L’autrice si è soffermata sul mistero che avvolge ancora la fine del padre, avvenuta in Piemonte nel 1944, ucciso -in una prima ipotesi- dalle brigate nere. Col passar del tempo si rafforzò invece il convincimento che fosse stato ucciso dagli stessi partigiani. Da qui la forte esigenza di ritrovare il luogo della sepoltura e di continuare la ricerca.
La scrittrice si è congedata con la lettura di alcuni passi del suo libro scelti tra quelli a lei più cari: la toccante lettera che il padre scrive alla madre da Torino il 2 novembre del 1944 e che rappresenta una sorta di testamento spirituale (sarebbe morto pochi giorni dopo), nella quale le affida la sua “nicuzza”; i dodici capi di imputazione per l’accusa di antifascismo per la sua condotta come giudice ad Harar e infine il ricordo di una recita nella casa della nonna paterna in una domenica di Pasqua, allorquando il padre di Ersilia con le sue cuginette allestì un vero e proprio spettacolo teatrale.

3 Comments

  1. Cari amici,
    è corretto precisare che l’evento è stato organizzato in sinergia con ” Lettera di Memoria e Libertà”.

  2. in un momento come questo, nel quale Catania (e tutta la Sicilia) devono assolutamente venire fuori da un tunnel troppo lungo e troppo profondo, reso tale soprattutto dalla frammentazione, dall’ incapacità di trovare strade da percorrere insieme per il bene comune e dove invidia, gelosia, ideologie, sono veleni ancora potenti e presenti, vedo che, purtroppo, e ancora, non si cambia metodo. Si continua (e continuate anche voi) a parlare di fascismo da una parte e di comunismo dall’altra, perdendo di vista l’unico strumento possibile per contrastare con forza coloro che, grazie a questa nostra cecità, continuano a strumentalizzarci.

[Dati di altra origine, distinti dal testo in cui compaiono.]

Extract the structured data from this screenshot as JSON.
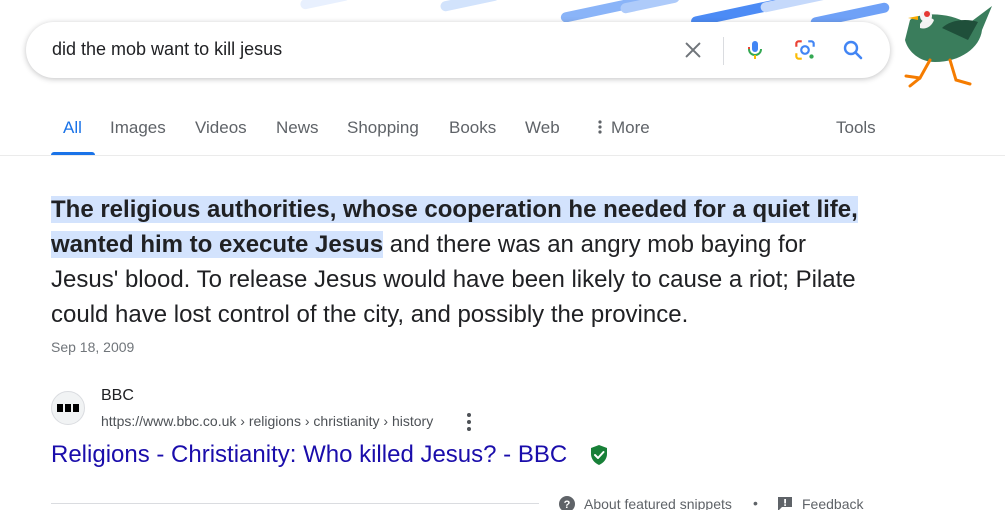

  3. Gentile signore, la MEMORIA, specie quella portante della cittadinanza, civile, sociale e democratica, rivolta agli eventi costituenti e agli uomini e alle donne che con la loro abnegazione hanno determinato la LIBERAZIONE dell’ Italia invasa ed oltraggiata per lungo tempo dal grido nefando della “razza eletta”, e la NASCITA della nostra Repubblica – con i suoi valori fondativi promulgati dalla Costituzione reggenti il comune vivere -, è elemento imprescindibile della nostra quotidianità.
    E’ un atto dovuto di civile e democratico rispetto. Rivolto a coloro che si sacrificarono nel pieno della loro vita e di fondamentale insegnamento per tutti, specie per le nuove generazioni. Per l’ oggi, e per costruire in maniera costruttiva e partecipata un domani migliore.
    La libertà, il rispetto della dignità di tutti gli esseri umani, la giustizia, l’equità sociale, la partecipazione democratica, la laicità, l’uso trasparente delle comuni risorse, la pace, la solidarietà, la giusta considerazione per i diritti e per i doveri, il rispetto dei beni comuni e dell’ambiente, il contrasto a tutte le forme di sopraffazione, sono i VALORI, pur nelle contraddizioni in essere, che costituiscono le gambe della Memoria civile dei cittadini italiani.
    Conquistati, mai donati da “virtù supreme”. Da difendere sempre. Un popolo senza Memoria della propria storia democratica è sempre preda di tentativi autoritari ( tanti e vari i tentativi nel percorso della nostra giovane esistenza) , per cancellare le libertà e imporre i loro “modelli sociali e ( strumentali) di vita”, come purtroppo avviene in tante parti della nostra amata Gaia Terra.
    Siamo già nel corso dell’anniversario fondamentale per la costruzione della Repubblica: il 70° della LIBERAZIONE….dal nazi-fascismo. Tanti i catanesi e i siciliani che parteciparono con grande dedizione e sacrificio. Ricordare è un comune obbligo! Per avere sempre chiaro da dove viene fuori la nostra libertà.
    Nel libro” Coro a Cappella” si rappresentano in maniera eccelsa, prendendo spunto dalle memoria familiari, gli orrori fatti patire al popolo italiano. Si raffigura il nostro comune coro di Memoria, che grida MAI PIU’!